El interior del cuartel secreto era un caos calculado. Pantallas holográficas proyectaban imágenes de mapas globales tachonados con puntos luminosos: las grietas. Las voces resonaban en tonos graves y urgentes, mientras técnicos y soldados compartían datos en tiempo real.
En el corazón del centro de mando estaba Leira, la comandante al mando de la organización. Su presencia era imponente, con una mirada que parecía desmenuzar hasta la más mínima mentira. Llevaba un uniforme negro con líneas plateadas, y un emblema en el pecho: un ojo estilizado rodeado por un círculo.
—Informe de la grieta en Arkbridge —demandó, su tono cortante.
Un técnico se apresuró a entregar una tableta, pero titubeó al explicar.
—Tres criaturas emergieron antes de que pudiéramos sellarla. Una fue neutralizada, pero las otras dos desaparecieron en la selva. Perdimos tres agentes en el proceso, comandante.

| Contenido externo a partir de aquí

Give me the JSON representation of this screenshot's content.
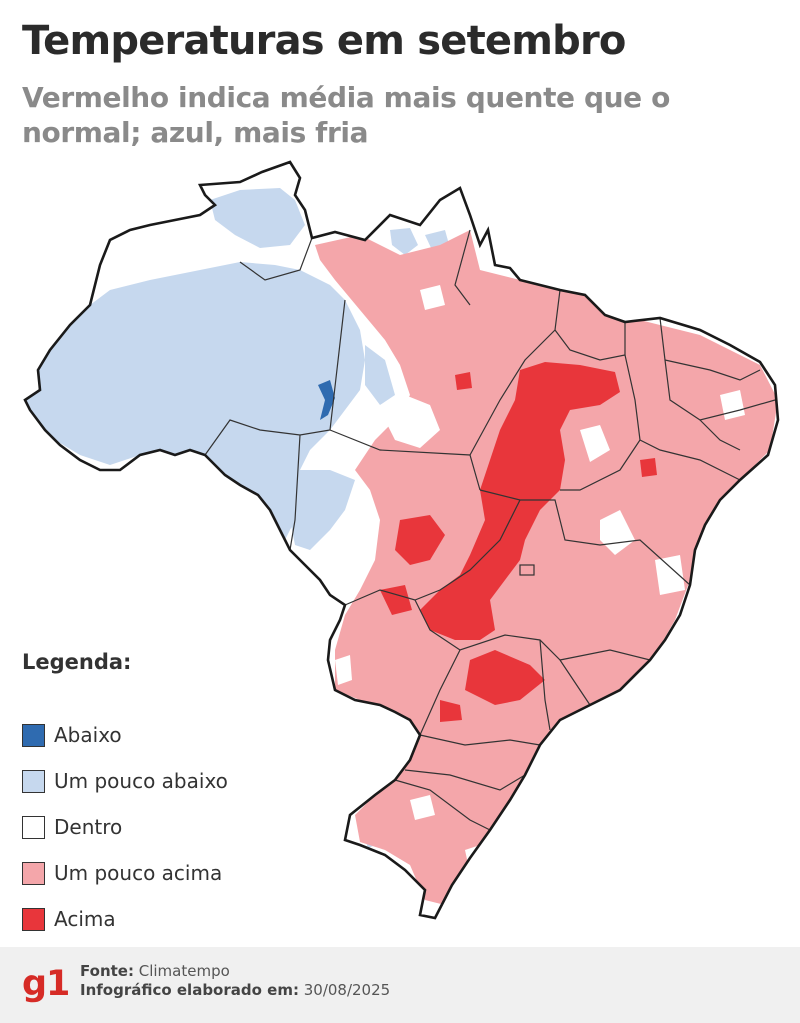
{
  "header": {
    "title": "Temperaturas em setembro",
    "subtitle": "Vermelho indica média mais quente que o normal; azul, mais fria"
  },
  "legend": {
    "title": "Legenda:",
    "items": [
      {
        "label": "Abaixo",
        "color": "#2f6bb0"
      },
      {
        "label": "Um pouco abaixo",
        "color": "#c6d8ee"
      },
      {
        "label": "Dentro",
        "color": "#ffffff"
      },
      {
        "label": "Um pouco acima",
        "color": "#f4a6aa"
      },
      {
        "label": "Acima",
        "color": "#e8363b"
      }
    ]
  },
  "footer": {
    "logo": "g1",
    "source_label": "Fonte:",
    "source_value": "Climatempo",
    "date_label": "Infográfico elaborado em:",
    "date_value": "30/08/2025"
  }
}
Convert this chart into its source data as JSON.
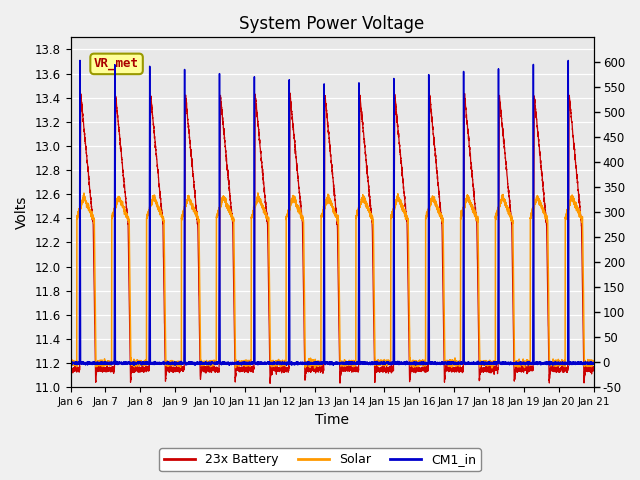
{
  "title": "System Power Voltage",
  "xlabel": "Time",
  "ylabel": "Volts",
  "ylim_left": [
    11.0,
    13.9
  ],
  "ylim_right": [
    -50,
    650
  ],
  "yticks_left": [
    11.0,
    11.2,
    11.4,
    11.6,
    11.8,
    12.0,
    12.2,
    12.4,
    12.6,
    12.8,
    13.0,
    13.2,
    13.4,
    13.6,
    13.8
  ],
  "yticks_right": [
    -50,
    0,
    50,
    100,
    150,
    200,
    250,
    300,
    350,
    400,
    450,
    500,
    550,
    600
  ],
  "x_labels": [
    "Jan 6",
    "Jan 7",
    "Jan 8",
    "Jan 9",
    "Jan 10",
    "Jan 11",
    "Jan 12",
    "Jan 13",
    "Jan 14",
    "Jan 15",
    "Jan 16",
    "Jan 17",
    "Jan 18",
    "Jan 19",
    "Jan 20",
    "Jan 21"
  ],
  "num_days": 15,
  "annotation_text": "VR_met",
  "colors": {
    "battery": "#cc0000",
    "solar": "#ff9900",
    "cm1": "#0000cc",
    "background": "#e8e8e8",
    "grid_bg": "#d8d8d8",
    "fig_bg": "#f0f0f0"
  },
  "legend": [
    "23x Battery",
    "Solar",
    "CM1_in"
  ]
}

Leira apretó los labios. Cada informe era peor que el anterior. Las grietas no solo estaban aumentando en número, sino también en intensidad. Las criaturas que emergían eran cada vez más grandes, más feroces. Y luego estaban los artefactos.
—¿Qué hay de los objetos encontrados? —preguntó, sus ojos clavándose en el técnico.
—Confirmados diez hasta ahora. Siete están bajo nuestra vigilancia, pero los otros tres... —El técnico vaciló.
—Habla.
—Uno está en manos de un joven en Arkbridge. Intentamos intervenir, pero los artefactos parecen... proteger a sus portadores. El equipo enviado fue rechazado sin violencia, pero claramente no pudieron acercarse.
Leira frunció el ceño. Artefactos que elegían a sus dueños, grietas que liberaban horrores, y un patrón que aún no podían descifrar.
—Prioricen el rastreo de los portadores. Si no podemos tomar los artefactos, hablaremos con ellos. Pero que quede claro: nadie debe saber que existimos.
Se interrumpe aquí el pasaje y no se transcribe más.